You also must have on hand demographics, which you should overlay with behavioral data. When combined, they best predict future behavior and future customers who look like they have "best" potential.

Finally, attitudinal data are critical. Typically the hardest to capture and often overlooked, attitudinal data answer the burning questions of why they buy and how they buy. These insights must be captured relentlessly over time through digital communications and often mined, via content analysis, from unstructured data (e-mails, blogs, surveys, call-center recordings). Attitudinal insight has become so critical that firms are increasingly willing to give away margin in exchange for it, because without it, it's nearly impossible to develop relevant content and offers.

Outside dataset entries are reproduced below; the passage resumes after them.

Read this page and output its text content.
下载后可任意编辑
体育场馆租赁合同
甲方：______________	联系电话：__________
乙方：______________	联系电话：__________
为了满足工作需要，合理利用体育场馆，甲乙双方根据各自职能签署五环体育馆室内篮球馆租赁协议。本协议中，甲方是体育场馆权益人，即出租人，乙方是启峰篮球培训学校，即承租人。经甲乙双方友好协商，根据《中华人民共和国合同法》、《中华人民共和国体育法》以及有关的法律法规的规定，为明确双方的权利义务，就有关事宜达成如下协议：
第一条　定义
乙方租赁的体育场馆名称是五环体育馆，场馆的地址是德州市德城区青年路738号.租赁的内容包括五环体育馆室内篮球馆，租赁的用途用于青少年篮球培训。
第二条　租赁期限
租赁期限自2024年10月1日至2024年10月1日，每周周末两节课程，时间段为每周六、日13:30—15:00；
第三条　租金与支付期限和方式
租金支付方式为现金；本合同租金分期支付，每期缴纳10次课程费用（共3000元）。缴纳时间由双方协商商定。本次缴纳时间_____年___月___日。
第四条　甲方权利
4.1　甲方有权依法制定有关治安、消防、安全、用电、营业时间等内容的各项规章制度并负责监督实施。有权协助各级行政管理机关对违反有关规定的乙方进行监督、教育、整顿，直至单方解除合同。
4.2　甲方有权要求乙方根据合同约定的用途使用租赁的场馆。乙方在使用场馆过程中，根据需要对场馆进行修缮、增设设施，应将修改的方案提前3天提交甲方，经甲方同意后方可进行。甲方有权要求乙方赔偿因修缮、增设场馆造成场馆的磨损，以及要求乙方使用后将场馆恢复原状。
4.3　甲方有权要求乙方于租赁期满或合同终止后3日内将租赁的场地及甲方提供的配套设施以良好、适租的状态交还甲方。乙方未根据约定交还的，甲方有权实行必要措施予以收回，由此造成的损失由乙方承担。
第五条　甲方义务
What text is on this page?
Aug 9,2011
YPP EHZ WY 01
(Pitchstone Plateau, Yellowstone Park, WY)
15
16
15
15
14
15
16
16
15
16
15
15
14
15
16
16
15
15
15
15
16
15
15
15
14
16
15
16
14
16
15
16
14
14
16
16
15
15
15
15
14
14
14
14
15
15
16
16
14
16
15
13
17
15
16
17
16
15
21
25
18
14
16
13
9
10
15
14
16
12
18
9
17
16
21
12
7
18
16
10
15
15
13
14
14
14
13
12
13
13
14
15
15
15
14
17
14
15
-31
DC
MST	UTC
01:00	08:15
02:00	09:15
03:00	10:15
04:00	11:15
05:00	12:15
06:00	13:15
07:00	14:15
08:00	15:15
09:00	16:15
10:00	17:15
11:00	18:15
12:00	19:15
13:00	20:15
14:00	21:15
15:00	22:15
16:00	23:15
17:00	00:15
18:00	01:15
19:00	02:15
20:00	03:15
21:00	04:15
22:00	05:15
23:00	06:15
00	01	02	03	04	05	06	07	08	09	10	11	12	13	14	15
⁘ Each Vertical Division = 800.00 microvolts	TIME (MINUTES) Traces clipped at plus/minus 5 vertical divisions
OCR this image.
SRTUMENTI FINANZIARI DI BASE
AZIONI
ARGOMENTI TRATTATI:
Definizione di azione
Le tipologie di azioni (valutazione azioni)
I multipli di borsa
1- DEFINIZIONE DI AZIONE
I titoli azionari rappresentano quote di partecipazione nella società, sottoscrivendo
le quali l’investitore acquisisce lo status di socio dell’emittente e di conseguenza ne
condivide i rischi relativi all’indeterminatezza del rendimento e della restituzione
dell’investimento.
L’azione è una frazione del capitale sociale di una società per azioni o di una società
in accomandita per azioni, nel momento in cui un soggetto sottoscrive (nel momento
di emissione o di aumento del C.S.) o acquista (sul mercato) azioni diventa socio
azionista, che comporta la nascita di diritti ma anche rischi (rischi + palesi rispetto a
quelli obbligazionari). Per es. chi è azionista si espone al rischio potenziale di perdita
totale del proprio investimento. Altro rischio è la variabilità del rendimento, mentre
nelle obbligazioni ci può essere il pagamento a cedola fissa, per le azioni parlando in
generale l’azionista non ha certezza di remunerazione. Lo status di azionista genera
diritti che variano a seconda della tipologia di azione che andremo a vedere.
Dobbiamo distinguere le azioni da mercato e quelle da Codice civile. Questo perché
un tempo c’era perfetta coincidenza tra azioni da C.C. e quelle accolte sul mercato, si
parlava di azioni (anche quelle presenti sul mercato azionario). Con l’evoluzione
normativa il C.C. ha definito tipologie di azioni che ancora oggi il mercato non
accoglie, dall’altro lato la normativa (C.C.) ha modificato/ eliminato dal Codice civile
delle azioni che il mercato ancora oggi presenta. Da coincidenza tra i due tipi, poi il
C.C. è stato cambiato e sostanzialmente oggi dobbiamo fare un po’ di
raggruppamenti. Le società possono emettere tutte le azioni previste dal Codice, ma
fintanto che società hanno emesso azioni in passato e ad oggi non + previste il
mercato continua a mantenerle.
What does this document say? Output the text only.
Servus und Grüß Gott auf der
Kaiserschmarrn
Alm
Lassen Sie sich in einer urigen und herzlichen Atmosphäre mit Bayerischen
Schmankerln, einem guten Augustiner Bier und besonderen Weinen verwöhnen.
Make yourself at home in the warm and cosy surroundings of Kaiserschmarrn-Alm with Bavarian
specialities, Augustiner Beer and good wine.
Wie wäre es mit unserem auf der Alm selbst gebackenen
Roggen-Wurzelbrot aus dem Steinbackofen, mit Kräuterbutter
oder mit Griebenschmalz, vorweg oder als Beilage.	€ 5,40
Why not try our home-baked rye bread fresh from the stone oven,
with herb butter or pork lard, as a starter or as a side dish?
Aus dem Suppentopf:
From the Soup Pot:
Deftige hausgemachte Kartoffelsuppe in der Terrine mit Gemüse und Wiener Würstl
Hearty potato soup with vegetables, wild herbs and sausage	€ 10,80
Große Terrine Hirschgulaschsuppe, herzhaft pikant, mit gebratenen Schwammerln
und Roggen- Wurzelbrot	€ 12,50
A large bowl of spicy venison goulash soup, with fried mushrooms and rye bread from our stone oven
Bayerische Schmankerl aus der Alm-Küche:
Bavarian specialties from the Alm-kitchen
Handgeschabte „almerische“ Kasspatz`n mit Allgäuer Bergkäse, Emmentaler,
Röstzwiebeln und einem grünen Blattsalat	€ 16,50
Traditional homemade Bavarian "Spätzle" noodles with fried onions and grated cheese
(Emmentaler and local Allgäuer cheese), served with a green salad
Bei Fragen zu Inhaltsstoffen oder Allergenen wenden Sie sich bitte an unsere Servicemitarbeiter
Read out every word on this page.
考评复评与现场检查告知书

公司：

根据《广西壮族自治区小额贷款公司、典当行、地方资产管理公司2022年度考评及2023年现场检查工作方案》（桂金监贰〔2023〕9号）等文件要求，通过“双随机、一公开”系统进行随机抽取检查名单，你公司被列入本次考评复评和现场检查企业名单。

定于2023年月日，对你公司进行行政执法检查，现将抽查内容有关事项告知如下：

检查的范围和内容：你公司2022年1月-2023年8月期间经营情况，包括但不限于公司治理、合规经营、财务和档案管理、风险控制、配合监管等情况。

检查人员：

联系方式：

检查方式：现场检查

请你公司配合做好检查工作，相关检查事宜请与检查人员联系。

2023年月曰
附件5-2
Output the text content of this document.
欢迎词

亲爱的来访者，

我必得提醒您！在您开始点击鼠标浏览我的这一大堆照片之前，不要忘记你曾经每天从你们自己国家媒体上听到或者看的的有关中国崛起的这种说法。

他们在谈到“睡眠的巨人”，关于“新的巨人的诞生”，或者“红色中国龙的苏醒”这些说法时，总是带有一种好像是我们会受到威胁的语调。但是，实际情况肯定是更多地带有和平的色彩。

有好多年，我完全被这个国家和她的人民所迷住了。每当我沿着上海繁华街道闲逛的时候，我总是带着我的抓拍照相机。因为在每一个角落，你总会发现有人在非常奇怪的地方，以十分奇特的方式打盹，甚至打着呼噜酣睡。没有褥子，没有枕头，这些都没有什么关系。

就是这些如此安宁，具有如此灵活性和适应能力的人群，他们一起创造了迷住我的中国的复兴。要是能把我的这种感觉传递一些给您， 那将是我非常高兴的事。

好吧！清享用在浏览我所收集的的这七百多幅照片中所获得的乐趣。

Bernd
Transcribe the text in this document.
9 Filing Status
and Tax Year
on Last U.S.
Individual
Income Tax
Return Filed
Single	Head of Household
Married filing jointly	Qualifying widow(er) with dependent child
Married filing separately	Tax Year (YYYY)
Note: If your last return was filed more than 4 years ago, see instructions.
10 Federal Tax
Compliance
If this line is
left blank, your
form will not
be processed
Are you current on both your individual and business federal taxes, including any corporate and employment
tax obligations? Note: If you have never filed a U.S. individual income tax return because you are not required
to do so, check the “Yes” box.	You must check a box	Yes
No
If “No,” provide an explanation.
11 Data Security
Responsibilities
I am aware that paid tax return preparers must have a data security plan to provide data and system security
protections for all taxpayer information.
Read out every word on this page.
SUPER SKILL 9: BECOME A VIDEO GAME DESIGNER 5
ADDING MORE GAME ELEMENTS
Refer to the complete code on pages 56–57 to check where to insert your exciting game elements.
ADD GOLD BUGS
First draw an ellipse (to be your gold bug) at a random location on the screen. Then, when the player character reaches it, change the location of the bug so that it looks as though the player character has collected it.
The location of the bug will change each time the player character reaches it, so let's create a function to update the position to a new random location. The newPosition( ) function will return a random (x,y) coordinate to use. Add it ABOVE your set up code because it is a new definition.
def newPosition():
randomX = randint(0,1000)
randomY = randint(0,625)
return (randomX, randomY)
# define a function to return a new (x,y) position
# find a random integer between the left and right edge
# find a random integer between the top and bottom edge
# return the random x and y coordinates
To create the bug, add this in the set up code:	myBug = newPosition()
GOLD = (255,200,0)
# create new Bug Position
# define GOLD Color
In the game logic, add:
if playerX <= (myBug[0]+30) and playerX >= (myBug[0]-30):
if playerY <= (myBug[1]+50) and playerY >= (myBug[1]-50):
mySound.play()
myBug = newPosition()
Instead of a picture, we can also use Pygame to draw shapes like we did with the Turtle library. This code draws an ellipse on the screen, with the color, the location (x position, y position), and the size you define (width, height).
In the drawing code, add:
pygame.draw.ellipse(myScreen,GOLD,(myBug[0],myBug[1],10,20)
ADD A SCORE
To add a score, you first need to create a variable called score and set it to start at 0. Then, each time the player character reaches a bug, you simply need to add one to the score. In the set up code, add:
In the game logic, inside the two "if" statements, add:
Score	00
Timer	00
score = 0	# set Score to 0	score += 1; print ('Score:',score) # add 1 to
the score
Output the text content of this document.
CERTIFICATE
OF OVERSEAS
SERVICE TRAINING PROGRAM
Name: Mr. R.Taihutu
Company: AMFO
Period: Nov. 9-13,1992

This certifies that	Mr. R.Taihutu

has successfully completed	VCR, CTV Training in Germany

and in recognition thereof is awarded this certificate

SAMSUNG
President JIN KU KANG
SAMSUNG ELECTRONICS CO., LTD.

Capturing and leveraging these data is going to become the key competitive advantage for leading-edge brands.

While each one of these dimensions can stand alone and offer valuable insight, brands that are truly innovative combine these dimensions to arrive at the "insight intersection."

At that intersection, your brand should develop a scoring index that ranks the insights within the dimensions based on their salience to your business and customer strategies. That index becomes not only a tool to help you determine the most efficient place to invest your acquisition and retention dollars but also an ongoing barometer of change to your best customer's value (see sidebar).

As marketing continues to blend science and art, a seemingly simple question like defining a "best" customer becomes truly complex. While the answer may remain elusive and ever changing, that is the first question future successful brands will have to ask.

Are your data maxed out?

How do you know you are leveraging your data to the best of their ability? If you're doing it correctly, you should be able to:
  • Leverage multiple insights to define best customers, even when faced with missing, incomplete or questionable data in one or more dimensions.

  • Develop a continuing data-capture hierarchy based on capturing the most critical, most actionable data to achieve your business and marketing objectives.

  • Define, segment and score customers based on current and potential value -- value that transcends the purely monetary and also factors soft behaviors and attitudes that indirectly affect the bottom line.

  • Deploy a communication design of "escalating relevancy" that resonates more and more deeply with your best customer as the insight intersection expands.

  • Inform customer service, product development and other enterprisewide efforts based on a process of "iterative learning."